Sceptics have described randomization as a short-term solution to technology deficiencies that merely leads to wider spreads and reduced certainty of execution. But Curtis Pfeiffer, chief business officer at Pragma Securities, says it is his firm’s experience (and it is conducting more quantitative research on the topic) that the certainty of execution may even be increased as a result of randomized matching because there will be less – possibly up to 50% less – quote fading.

Rutherford agrees that describing randomization as a short-term fix is unfair and says there is no evidence of it causing reduced certainty of execution on his platform.

“If anything, the stability and firmness of prices increases execution efficiency, as participants are less likely to be pipped by disruptive trading strategies,” he says. “Randomization has therefore proven itself to be a legitimate and meaningful solution to disruptive low latency trading strategies and successfully creates a market of genuine interest, reliable price discovery and firm liquidity.”

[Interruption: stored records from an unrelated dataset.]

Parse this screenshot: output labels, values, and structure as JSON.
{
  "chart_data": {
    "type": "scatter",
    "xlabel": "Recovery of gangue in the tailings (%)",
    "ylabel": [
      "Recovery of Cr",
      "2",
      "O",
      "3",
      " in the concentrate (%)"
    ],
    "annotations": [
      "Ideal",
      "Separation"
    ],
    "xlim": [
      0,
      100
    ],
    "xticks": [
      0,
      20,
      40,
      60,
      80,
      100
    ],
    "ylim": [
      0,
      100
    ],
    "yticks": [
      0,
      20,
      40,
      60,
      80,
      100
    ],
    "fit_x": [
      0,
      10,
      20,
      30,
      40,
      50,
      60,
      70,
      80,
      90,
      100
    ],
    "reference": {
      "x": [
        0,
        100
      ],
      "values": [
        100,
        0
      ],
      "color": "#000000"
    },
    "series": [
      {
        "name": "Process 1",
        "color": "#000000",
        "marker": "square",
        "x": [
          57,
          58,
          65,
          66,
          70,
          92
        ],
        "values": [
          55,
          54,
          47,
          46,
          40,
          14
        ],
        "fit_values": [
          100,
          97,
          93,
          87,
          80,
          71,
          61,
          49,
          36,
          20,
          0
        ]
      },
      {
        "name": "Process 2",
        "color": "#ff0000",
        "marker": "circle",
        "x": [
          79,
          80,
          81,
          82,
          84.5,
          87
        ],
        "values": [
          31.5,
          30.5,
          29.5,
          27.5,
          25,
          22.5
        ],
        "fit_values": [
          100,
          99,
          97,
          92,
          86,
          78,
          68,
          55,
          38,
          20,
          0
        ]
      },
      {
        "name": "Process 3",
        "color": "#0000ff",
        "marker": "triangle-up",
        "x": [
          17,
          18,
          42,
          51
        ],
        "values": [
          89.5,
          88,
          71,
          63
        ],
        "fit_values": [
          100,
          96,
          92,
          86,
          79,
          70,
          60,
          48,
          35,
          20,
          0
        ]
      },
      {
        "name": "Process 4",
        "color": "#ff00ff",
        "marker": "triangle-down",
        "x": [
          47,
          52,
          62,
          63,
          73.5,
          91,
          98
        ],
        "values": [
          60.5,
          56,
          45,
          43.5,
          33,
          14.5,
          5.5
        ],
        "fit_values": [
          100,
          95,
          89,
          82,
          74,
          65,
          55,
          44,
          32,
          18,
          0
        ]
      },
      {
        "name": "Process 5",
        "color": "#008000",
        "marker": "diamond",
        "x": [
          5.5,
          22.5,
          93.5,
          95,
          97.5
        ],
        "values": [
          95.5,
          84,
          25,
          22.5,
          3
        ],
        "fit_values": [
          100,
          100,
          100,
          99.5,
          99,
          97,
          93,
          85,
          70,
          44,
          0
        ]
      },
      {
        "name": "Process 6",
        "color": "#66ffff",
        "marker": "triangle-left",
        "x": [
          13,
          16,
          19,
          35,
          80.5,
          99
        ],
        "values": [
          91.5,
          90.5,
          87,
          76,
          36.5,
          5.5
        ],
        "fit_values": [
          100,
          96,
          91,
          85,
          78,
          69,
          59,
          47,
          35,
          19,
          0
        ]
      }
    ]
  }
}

Improved market surveillance also has a role to play in ensuring fair and effective markets, but as a complement to randomization rather than an alternative, according to Clarke. “Market surveillance is essential for identifying behaviours that may not help provide an orderly market, or indicate suspicious activity, but would have no impact on reducing the extent to which a market participant’s speed determines their success in trading activities on matching.”

Atkinson observes that market surveillance addresses different issues to randomization. “With market surveillance, you can observe the effects of a fastest-takes-all setup, but that is different to implementing mechanisms to reduce the magnitude of a speed advantage,” he says.

Rutherford, meanwhile, refers to the timeliness factor. “Market surveillance only identifies disruptive and disorderly behaviour once it has occurred – it doesn't stop it from occurring in the first place,” he says. “Furthermore, the effectiveness of surveillance tools depends on their ability to identify these behaviours and also whether the punitive measures are an effective deterrent.”

One of the virtues of the lightly regulated FX market is that different models can exist side-by-side, concludes MarketFactory executive chairman, James Sinclair. “There are times and currency pairs when a trader may find a randomized pool gives better execution quality and other times when a strict first-in-first-out model produces better results. Different pools may also each have their time and place for a given trader, depending on the range of randomization times and whether cancels are randomized or not.”